Arguably the most important aspect of reinterpreting an established character is adding a new dimension to the performance while still staying true to the character’s essential nature. With this in mind, the question of how they crafted their performances was posed to the two actors.

Pine discussed his desire to “do his own thing” with the character of Kirk. In his mind, “this version of Kirk is … conflicted. We get to see this character before he becomes the confident commander of the later years, where he’s dealing with what he’s going to do with his life, whether or not he wants to face up to this challenge that’s presented to him by Captain Pike of joining Starfleet, whether he’s going to face his fears or be a victim to it.”

Just from listening to him discuss his vision of the character, it is clear that Pine intends to take the character of Kirk, previously the famous stoic portrayed by the oft-ridiculed William Shatner, to whole new depths of character development and complexity.

Quinto, on the other hand, tried to maintain a more tangible connection with his role as Spock.

“I was in a little bit of a different situation because I feel like there are aspects of the character of Spock that are just inextricable,” Quinto said. “You can’t really separate, you know, an actor from the character.”

“In certain ways, he is defined by his cultural makeup and so I had to really connect to his circumstances personally so that I could make them my own,” Quinto said while describing his vision of the character, a half-human half-alien who struggles to find his place in the world throughout the film.

If he isn’t making any radical changes to Spock, as his co-star did, he is effectively exploring and deepening what makes him tick.

Playing characters who find themselves at odds at several points throughout the movie, Pine and Quinto needed to make sure they had the necessary chemistry together. Quinto attributed this to his and Pine’s similar backgrounds in theatre, as well as to being comfortable with each other both on and off camera.
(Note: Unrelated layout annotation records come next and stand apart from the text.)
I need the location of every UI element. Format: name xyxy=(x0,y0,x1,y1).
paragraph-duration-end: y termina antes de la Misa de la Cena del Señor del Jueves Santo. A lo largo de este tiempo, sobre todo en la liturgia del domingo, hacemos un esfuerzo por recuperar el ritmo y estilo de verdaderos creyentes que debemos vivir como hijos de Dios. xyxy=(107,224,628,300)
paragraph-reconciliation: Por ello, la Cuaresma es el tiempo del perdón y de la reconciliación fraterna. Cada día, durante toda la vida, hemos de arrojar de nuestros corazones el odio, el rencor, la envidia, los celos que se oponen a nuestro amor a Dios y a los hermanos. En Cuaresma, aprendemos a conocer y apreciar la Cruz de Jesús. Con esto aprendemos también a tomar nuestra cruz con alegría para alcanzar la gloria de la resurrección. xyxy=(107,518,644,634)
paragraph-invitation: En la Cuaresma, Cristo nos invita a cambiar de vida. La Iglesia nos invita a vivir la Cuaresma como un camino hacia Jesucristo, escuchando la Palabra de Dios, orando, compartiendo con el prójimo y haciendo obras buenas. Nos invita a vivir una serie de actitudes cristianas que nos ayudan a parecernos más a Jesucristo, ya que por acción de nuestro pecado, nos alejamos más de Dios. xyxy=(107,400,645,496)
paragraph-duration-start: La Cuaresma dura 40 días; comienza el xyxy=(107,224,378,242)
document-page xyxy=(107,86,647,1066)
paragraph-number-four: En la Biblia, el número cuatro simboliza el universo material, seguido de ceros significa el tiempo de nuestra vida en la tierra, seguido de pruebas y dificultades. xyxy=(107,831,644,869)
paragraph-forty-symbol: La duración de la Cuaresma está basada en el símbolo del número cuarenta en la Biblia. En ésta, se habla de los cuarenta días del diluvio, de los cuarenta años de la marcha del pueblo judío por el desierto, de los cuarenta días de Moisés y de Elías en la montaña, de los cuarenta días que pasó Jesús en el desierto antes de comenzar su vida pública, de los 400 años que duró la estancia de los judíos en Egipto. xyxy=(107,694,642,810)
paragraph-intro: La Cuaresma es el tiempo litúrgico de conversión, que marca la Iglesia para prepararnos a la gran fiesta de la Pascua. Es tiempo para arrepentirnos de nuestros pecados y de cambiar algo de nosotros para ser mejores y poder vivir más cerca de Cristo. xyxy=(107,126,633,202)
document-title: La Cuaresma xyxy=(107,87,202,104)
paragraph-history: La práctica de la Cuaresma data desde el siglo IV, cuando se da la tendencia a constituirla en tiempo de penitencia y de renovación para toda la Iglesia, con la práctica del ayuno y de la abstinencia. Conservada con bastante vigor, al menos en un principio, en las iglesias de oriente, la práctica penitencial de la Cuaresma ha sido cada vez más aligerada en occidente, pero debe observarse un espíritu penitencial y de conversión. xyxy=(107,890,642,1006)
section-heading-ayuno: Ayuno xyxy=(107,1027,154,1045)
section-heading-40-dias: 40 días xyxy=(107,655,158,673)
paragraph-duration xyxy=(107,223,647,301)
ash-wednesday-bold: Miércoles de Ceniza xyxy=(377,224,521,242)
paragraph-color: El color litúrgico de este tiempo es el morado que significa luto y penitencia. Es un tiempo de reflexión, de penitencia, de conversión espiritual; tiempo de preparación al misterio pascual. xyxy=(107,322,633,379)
Much of what makes this relaunch feel so fresh and exciting as its release approaches is that the talent involved is so unlikely.

Pine and Quinto, while physically resembling their characters, have never acted in high-octane summer fare such as this. Yet this didn’t pose a problem to Quinto, who claimed that “the way it was approached … it didn’t really ever really feel like an effects film.”

Quinto praised Abrams’ skill as a director, saying, “I just feel like this was a movie about connection and one of the strengths of [Abrams’] approach to it was that it was always about what was going on between the characters in any given moment.”

Between the uniquely suited talent of Abrams at the helm of the picture, and the potential for new levels of character depth promised by the performances of Pine and Quinto, “Star Trek” sits poised at the head of an already full slate of tentpole films this summer.

Early reports seem to confirm this, as it has already received rave reviews from publications such as Variety and the Hollywood Reporter that praise its fully recognized vision and exhilarating action sequences.

Furthermore, early reports indicate that its pre-release tickets sales have more than tripled those of “Iron Man,” last year’s second-highest grossing film.

If these early reports hold strong through its opening window, it seems as though the stylistic and narrative risks of Abrams and the character-richening turns of Pine and Quinto will pay off in spades for the floundering “Star Trek” franchise.